Hans Söllner ist am stärksten, wenn er reduziert - nicht gegen die Impfpolitik - stichelt, wenn er seinen eigenen Lebensstil präsentiert, zu dem auch bewusstseinserweiternde Substanzen gehören. Wenn er singt, wie sein "Vodda" aufblüht, seit er "an Marihuanabam" hat. Oder sich dankend verbeugt vor Gott und der Welt ("Loben und preisen"). Dann wird fröhlich getanzt. Und plötzlich ist da doch Harmonie. Passt ja auch besser zum Kiffen.
mit dem Katzeklosänger verwandt?
unterirdisch, genau das hab ich auch gedacht, als ich diesen Konzertverriss gelesen habe.
Es kann gut sein, dass die Ausdrucksweise des Herrn Söllner manchmal etwas sehr deftig ist, und die Polarisierung als Stilmittel wird gelegentlich auch arg strapaziert; trotzdem hat Herr Söllner etwas ganz ausserordentliches geleistet, was im Artikel leider keine Erwähnung findet:
Gerade durch seine Aufmüpfigkeit, das beharrliche Stänkern gegen "die da oben", die penetrante Aufforderung zum mutig und vor allem ehrlich sein, und durch seine Eulenspiegel-gleiche Fähigkeit, die Welt realistisch zu betrachten hat Herr Söllner die letzten 35 Jahre versucht, aus der Welt einen besseren Ort zu schaffen.

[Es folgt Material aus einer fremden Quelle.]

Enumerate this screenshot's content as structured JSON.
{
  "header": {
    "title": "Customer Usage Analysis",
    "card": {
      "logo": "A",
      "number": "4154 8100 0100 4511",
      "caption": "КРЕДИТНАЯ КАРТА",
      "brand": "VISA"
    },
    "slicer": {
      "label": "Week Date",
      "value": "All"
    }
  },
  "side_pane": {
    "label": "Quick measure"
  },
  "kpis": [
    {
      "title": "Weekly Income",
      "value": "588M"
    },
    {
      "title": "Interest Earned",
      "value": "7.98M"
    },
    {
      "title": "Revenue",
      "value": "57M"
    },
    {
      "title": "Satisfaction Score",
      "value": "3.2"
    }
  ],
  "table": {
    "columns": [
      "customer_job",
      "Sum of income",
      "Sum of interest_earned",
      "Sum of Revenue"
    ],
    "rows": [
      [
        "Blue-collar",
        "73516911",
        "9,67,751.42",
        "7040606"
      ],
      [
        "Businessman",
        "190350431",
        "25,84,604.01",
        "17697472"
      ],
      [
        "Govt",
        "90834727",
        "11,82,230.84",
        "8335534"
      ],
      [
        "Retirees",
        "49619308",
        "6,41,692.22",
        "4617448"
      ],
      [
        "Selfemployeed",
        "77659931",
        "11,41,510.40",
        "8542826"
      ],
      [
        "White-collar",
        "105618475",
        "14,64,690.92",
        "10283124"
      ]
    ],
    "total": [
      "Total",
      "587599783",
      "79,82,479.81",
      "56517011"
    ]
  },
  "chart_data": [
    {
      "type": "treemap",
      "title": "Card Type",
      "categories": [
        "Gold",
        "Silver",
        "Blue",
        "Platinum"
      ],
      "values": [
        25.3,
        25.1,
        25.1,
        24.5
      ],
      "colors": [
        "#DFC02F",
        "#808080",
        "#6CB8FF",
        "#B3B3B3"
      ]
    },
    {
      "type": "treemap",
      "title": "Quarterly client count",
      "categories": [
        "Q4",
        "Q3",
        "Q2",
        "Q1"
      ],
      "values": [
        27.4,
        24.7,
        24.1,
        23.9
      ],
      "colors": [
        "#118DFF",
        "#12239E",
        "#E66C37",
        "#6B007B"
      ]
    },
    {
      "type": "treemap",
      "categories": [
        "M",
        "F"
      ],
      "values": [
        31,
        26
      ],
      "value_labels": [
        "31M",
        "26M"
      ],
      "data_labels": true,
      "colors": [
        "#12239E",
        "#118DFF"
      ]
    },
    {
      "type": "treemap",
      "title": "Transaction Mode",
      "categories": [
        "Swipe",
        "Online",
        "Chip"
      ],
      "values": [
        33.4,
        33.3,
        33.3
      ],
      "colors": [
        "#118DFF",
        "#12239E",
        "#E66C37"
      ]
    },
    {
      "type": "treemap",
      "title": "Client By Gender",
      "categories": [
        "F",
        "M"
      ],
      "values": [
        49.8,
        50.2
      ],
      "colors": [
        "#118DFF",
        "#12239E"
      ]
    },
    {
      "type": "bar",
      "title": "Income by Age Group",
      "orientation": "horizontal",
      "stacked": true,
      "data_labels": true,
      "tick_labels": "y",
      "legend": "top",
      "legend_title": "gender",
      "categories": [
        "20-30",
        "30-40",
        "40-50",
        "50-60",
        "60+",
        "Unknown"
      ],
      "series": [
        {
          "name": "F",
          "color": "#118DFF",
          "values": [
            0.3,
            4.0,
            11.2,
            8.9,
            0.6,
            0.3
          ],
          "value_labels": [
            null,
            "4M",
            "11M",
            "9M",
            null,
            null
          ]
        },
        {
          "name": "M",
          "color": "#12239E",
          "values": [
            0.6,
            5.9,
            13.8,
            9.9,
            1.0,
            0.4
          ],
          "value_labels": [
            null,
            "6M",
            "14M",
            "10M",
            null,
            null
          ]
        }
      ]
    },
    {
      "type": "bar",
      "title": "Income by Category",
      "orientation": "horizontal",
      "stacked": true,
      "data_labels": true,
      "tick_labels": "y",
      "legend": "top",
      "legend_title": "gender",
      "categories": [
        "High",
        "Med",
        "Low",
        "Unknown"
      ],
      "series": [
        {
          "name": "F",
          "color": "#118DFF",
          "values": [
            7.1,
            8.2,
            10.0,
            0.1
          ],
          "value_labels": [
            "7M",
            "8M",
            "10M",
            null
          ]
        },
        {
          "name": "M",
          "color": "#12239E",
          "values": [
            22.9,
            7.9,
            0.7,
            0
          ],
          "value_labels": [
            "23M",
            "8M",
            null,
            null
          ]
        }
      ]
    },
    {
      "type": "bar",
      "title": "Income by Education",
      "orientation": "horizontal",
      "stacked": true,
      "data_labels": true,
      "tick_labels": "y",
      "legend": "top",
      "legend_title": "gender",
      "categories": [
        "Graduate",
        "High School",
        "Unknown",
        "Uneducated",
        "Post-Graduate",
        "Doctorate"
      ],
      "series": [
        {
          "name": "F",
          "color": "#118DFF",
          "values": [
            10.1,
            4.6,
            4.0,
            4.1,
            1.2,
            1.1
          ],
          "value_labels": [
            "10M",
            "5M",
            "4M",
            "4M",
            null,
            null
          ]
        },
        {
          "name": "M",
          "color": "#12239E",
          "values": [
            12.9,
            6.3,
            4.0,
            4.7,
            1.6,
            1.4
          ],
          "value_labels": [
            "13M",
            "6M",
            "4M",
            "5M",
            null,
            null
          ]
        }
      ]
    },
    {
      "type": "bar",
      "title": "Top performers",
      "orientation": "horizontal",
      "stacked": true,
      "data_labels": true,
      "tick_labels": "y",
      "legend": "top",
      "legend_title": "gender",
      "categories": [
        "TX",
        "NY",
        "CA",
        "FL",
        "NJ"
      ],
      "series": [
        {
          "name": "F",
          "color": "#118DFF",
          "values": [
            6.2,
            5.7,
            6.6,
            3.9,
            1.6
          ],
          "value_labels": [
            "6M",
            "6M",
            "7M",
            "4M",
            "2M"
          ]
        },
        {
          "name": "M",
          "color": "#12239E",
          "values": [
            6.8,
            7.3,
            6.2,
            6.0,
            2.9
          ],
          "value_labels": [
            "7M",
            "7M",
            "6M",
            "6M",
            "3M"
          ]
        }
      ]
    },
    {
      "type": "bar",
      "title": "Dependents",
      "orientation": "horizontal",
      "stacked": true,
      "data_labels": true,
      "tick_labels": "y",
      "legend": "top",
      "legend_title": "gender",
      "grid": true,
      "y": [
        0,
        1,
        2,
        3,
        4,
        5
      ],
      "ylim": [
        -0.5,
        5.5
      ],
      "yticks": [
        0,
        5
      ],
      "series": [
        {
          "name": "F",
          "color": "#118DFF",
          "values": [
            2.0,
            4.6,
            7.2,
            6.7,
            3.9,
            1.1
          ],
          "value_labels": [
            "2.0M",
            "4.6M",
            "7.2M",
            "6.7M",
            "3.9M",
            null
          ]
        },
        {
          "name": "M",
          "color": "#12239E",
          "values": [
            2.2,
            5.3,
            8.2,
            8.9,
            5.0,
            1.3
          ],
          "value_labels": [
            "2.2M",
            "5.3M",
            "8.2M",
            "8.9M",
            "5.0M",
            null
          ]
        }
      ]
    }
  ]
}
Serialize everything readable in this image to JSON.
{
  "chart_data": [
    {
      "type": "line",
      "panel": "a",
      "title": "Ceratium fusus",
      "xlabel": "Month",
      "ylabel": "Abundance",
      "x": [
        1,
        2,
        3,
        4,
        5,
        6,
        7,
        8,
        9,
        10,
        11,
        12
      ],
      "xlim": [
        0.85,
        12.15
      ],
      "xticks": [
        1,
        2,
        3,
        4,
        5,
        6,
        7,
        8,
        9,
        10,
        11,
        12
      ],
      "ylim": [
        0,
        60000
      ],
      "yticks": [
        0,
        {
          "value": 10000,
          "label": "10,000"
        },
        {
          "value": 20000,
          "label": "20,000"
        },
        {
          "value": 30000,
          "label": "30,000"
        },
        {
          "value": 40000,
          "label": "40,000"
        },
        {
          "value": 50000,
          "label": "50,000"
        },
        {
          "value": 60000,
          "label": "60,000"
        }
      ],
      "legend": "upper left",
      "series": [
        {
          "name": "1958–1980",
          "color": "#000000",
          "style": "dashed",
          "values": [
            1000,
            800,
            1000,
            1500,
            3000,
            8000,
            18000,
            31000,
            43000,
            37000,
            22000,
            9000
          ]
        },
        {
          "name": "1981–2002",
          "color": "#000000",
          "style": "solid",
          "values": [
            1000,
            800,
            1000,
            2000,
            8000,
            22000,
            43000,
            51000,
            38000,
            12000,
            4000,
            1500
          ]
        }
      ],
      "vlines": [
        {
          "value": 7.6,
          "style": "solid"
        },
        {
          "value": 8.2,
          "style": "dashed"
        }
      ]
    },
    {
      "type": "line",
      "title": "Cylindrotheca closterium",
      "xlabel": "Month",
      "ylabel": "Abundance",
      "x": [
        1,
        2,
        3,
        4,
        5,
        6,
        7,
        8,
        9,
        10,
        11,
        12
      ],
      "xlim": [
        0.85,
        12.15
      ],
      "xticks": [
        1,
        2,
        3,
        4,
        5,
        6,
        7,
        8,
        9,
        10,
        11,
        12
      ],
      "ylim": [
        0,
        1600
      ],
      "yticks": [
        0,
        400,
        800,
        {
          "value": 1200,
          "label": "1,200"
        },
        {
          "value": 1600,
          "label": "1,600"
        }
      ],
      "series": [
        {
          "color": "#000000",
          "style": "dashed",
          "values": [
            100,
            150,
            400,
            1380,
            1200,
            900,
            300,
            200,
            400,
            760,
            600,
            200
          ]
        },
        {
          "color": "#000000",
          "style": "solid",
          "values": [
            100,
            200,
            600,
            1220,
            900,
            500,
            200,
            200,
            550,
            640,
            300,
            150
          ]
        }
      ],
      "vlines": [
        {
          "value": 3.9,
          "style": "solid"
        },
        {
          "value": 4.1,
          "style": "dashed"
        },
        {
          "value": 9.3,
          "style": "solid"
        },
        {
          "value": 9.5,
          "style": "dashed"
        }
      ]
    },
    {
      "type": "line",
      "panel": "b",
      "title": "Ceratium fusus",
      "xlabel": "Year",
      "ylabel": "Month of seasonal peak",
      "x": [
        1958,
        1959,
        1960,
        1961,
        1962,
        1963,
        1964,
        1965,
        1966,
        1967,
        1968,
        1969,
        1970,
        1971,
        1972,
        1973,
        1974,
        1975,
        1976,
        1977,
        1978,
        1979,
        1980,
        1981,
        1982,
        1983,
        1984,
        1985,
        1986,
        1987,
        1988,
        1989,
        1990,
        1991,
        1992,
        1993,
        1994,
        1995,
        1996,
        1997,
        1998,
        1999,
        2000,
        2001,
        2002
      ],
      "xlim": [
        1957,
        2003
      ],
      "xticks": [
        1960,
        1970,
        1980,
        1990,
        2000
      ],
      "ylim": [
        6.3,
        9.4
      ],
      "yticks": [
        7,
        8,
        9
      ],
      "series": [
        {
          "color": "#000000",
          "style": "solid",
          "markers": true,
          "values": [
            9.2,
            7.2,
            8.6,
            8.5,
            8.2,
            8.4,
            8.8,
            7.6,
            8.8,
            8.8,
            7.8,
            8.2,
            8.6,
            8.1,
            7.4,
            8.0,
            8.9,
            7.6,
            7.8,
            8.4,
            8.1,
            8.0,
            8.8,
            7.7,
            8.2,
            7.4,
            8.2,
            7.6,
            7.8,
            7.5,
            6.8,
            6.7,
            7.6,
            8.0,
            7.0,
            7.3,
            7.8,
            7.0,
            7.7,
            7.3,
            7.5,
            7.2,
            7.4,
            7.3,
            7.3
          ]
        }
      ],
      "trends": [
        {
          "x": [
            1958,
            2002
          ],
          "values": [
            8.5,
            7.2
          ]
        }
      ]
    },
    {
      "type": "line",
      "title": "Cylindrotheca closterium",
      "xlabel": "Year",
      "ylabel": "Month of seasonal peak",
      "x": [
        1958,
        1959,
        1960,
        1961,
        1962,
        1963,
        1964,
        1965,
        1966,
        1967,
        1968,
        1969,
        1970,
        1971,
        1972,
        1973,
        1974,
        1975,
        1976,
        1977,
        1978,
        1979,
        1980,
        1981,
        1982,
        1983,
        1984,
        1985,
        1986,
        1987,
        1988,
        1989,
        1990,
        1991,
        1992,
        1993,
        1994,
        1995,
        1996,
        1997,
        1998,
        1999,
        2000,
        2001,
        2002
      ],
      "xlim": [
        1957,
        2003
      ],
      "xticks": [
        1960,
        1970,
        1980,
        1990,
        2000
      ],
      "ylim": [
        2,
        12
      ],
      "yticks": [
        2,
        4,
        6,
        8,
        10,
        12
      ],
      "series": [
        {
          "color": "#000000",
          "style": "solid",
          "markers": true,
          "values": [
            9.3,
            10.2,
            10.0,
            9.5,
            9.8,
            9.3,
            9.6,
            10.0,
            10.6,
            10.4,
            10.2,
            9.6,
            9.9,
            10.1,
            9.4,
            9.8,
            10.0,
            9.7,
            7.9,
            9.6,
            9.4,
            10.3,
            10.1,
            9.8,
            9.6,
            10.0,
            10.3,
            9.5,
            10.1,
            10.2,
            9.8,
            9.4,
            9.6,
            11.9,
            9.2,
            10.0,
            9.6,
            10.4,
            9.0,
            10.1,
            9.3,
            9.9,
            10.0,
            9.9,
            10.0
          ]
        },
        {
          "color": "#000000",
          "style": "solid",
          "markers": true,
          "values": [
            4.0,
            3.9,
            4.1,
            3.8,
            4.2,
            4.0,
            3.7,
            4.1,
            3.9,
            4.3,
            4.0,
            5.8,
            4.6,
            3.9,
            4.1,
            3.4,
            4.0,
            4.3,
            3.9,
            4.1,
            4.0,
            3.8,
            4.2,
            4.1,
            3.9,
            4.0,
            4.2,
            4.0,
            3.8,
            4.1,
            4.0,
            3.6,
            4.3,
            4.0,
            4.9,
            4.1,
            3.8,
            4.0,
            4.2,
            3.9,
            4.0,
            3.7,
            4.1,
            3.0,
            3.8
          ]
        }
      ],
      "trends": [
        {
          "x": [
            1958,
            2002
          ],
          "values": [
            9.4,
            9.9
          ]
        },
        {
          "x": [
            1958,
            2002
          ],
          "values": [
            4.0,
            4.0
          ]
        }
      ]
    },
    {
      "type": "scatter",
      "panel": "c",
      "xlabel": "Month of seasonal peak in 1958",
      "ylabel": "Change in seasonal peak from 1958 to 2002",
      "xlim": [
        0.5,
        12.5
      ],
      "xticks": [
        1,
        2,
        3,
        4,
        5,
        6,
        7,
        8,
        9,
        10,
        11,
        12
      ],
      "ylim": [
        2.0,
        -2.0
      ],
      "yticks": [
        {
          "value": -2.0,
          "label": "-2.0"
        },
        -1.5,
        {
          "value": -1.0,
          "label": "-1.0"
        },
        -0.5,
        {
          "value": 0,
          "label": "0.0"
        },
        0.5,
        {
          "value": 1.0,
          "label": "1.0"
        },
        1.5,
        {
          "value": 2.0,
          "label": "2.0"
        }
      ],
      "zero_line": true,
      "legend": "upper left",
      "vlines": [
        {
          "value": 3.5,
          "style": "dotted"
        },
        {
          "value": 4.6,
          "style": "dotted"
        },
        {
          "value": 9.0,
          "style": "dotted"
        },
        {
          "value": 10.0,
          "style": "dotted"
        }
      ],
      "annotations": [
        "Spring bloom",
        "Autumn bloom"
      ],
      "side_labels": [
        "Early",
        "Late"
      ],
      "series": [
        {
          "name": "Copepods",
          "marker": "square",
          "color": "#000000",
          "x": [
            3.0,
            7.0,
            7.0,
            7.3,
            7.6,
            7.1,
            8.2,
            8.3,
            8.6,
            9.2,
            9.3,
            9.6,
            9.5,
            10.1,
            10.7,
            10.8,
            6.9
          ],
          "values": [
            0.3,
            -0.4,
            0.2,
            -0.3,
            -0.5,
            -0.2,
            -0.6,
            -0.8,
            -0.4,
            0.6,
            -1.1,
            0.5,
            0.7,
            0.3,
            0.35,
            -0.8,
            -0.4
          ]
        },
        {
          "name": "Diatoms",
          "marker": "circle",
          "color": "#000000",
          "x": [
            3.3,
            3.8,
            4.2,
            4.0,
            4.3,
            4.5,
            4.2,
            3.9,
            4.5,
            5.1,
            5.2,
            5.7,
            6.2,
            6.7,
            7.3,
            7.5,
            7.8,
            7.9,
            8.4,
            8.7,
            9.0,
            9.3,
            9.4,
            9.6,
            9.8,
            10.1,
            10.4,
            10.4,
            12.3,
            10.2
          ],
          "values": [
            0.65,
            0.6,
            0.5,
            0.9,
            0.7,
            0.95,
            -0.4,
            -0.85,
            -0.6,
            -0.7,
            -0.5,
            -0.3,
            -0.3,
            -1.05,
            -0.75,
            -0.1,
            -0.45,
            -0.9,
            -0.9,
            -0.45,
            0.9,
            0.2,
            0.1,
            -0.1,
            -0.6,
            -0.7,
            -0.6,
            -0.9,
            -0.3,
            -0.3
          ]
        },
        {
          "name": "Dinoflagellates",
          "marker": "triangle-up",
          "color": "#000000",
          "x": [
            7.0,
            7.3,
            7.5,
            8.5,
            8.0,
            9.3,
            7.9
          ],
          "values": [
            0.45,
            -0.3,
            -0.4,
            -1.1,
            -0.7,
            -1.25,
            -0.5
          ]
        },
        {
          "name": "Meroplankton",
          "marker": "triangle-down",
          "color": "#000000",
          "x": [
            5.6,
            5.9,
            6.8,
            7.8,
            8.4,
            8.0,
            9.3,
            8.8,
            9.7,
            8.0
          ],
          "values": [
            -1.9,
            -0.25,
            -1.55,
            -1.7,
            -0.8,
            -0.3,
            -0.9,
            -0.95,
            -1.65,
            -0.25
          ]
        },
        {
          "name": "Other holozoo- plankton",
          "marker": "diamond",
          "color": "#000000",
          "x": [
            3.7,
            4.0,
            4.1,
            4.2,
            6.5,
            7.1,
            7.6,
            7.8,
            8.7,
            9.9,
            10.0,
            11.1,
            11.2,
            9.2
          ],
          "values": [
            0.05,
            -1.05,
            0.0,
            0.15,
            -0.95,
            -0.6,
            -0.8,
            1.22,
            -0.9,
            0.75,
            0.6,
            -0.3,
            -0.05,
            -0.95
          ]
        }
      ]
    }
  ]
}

Und genau dafür hat Herr Söllner Respekt verdient.
Naja, und wenn's dem Herrn Bauer halt nicht so getaugt hat, dann war's eben schad' ums Eintrittsgeld.
Is halt einfach so, wer auf ein Söllner Konzert geht, hört genau das, was die eigene Interpretationsfähigkeit draus zu schaffen vermag.